I never thought Nirvana would sell a hundred million albums; I didnt hear them being bigger than Sonic Youth. I knew why I liked Nirvana, but I couldnt see why the general public liked it. I was always very excited about Nirvana and Soundgarden becoming famous, rich and successful. I felt like something that I was involved in was right. My sensibilities were right. Watching that happen with those guys only gave me more confidence. Bleach was the beginning of that.

Soundgarden, Superunknown (1994)
This is probably my second favorite album from them. I like a lot of songs on that record. We covered Spoonman at the Chris Cornell tribute because I thought we could do a good job of it, and I didnt think anybody else would play that song. And I wasnt wrong about that; its a weird song to play. The thing is, the Soundgarden guys are good players, and the music they play is, like I said before, very sophisticated. Its not just jive-ass crap in 4/4. Its far superior to that. Those guys had four songwriters in that band, all contributing to what they were doing, and it really shows.

Take a song like 4th of July. How many of their contemporaries would have done a song like that? Thats right, none. And thats what sets those guys far and above the rest of them. And its on the same album as Black Hole Sun. Like, We do Black Hole Sun, and we do this. Thats why theyre better than the other bands. And The Day I Tried to Live is fucking great. I think a lot of people miss the extent of how far their influence reached.

Playing that [Cornell] tribute show was fucking heavy, man. It was like, This is the end. This is it for these guys. And it was tough. It was really hard to feel good about that. Its closure to some degree, but there is no closure on that. Its not like he died of cancer, you know. Its a different kind of thing, and its not something Ill ever be able to get my head around. Him or the Nirvana thing. I will never get over that stuff, and it will haunt me for the rest of my life.

Malfunkshun, Return to Olympus (1995)
Malfunkshun were one of my favorite bands from that era. They never had any albums when we played with them and saw them. I just enjoyed them live, and my memories are of them playing live, not listening to records. My favorite song from them is With Yo Heart (Not Yo Hands). They had a really great sense of humor and they were great players and nice guys. I thought they wrote really great songs and were really fun. When Andy Wood died, it was a total waste. Lord knows what the future could have held for that guy. But they remain one of my favorites.

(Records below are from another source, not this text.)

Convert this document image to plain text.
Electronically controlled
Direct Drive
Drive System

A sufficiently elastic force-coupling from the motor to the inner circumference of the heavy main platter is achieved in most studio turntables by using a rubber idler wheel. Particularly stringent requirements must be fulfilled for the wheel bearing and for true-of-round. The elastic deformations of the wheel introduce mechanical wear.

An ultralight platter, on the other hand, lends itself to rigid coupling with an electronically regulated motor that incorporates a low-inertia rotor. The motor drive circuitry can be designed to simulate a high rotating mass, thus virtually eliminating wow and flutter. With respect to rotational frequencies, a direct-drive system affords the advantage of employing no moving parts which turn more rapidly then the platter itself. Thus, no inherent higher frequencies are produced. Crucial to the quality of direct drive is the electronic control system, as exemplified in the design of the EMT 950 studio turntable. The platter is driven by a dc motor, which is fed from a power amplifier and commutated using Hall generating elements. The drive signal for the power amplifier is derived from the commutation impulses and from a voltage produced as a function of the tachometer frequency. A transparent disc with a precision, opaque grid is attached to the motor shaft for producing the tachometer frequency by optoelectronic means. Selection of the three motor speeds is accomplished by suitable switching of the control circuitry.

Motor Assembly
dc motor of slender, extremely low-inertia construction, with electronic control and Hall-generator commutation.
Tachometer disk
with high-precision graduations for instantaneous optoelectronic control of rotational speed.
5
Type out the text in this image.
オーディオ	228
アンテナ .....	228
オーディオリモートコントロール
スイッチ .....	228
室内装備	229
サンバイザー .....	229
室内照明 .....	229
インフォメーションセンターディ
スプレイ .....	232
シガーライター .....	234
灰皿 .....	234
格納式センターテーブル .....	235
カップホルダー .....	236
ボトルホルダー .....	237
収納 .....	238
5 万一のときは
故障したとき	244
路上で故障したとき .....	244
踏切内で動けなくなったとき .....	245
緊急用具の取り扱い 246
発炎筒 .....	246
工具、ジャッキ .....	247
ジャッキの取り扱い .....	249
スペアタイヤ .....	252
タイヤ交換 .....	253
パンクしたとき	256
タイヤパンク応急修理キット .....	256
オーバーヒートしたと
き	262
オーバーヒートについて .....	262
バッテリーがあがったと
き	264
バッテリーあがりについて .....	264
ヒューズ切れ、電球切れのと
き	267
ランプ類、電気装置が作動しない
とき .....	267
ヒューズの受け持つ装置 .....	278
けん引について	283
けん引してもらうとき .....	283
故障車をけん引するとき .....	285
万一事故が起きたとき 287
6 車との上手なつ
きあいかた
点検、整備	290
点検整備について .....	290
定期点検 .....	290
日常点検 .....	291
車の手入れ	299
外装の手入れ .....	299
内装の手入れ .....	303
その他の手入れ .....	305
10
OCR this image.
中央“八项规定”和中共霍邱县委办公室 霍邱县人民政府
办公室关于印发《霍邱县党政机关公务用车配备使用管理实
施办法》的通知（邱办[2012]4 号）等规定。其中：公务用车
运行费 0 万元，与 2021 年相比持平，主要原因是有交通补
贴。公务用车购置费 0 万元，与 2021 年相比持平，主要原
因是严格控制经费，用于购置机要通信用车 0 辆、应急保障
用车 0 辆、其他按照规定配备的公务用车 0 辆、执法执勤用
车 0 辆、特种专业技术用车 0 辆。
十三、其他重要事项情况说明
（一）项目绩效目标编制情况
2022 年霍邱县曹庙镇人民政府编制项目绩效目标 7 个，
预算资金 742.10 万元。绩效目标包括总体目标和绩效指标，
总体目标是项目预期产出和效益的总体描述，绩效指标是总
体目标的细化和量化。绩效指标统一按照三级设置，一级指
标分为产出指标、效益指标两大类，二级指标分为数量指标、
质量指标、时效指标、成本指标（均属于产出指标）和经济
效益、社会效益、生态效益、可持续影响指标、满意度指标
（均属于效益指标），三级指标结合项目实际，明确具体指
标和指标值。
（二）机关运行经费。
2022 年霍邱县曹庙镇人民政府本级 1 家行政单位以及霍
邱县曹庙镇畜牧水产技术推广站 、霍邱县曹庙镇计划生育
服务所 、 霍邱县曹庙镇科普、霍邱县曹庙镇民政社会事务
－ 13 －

I dont think Return to Olympus [a comp issued years after the band broke up] is what it could have been, because under the right circumstances they could have hit home runs with all those songs. It felt good to hear this album, but you kind of feel cheated, too, at the same time, because you wish it was under better circumstances. But I love them so much I had to include them.

Babes in Toyland, Spanking Machine (1990)
I dont know that I would have considered Babes in Toyland a grunge band, but I think a lot of people do. They were clearly influenced by the Birthday Party, which I thought was cool. And Hole were kind of a bastardized version of them. To me, anyway. Babes in Toyland were a much, much better band. They wrote much more interesting songs and were much less interested in, like, We have to write pop songs that are gonna be big hits. You never had to worry about that with them. I like Spanking Machine from them best. Hes My Thing is on that one, and I like Vomit Heart. Thats probably my favorite song of theirs ever.

We played a lot of shows with them back then, and they were always fun. We did a tour with them and White Zombie, and we both got treated like fucking dogshit on that tour by the powers that be. It was a massively unnecessary situation of pointless rock-star behavior. I dont know what was going through his [Rob Zombies] head, but if making enemies is what you set out to do, well, mission accomplished. Ive been around people you would consider a rock star, like the guys in Kiss, and they never behaved like that. It just makes you hate lower-level fuckheads like Rob Zombie even more. If I got treated like that by the fucking mailman, Id hate his guts. So it was fun to have Babes in Toyland along.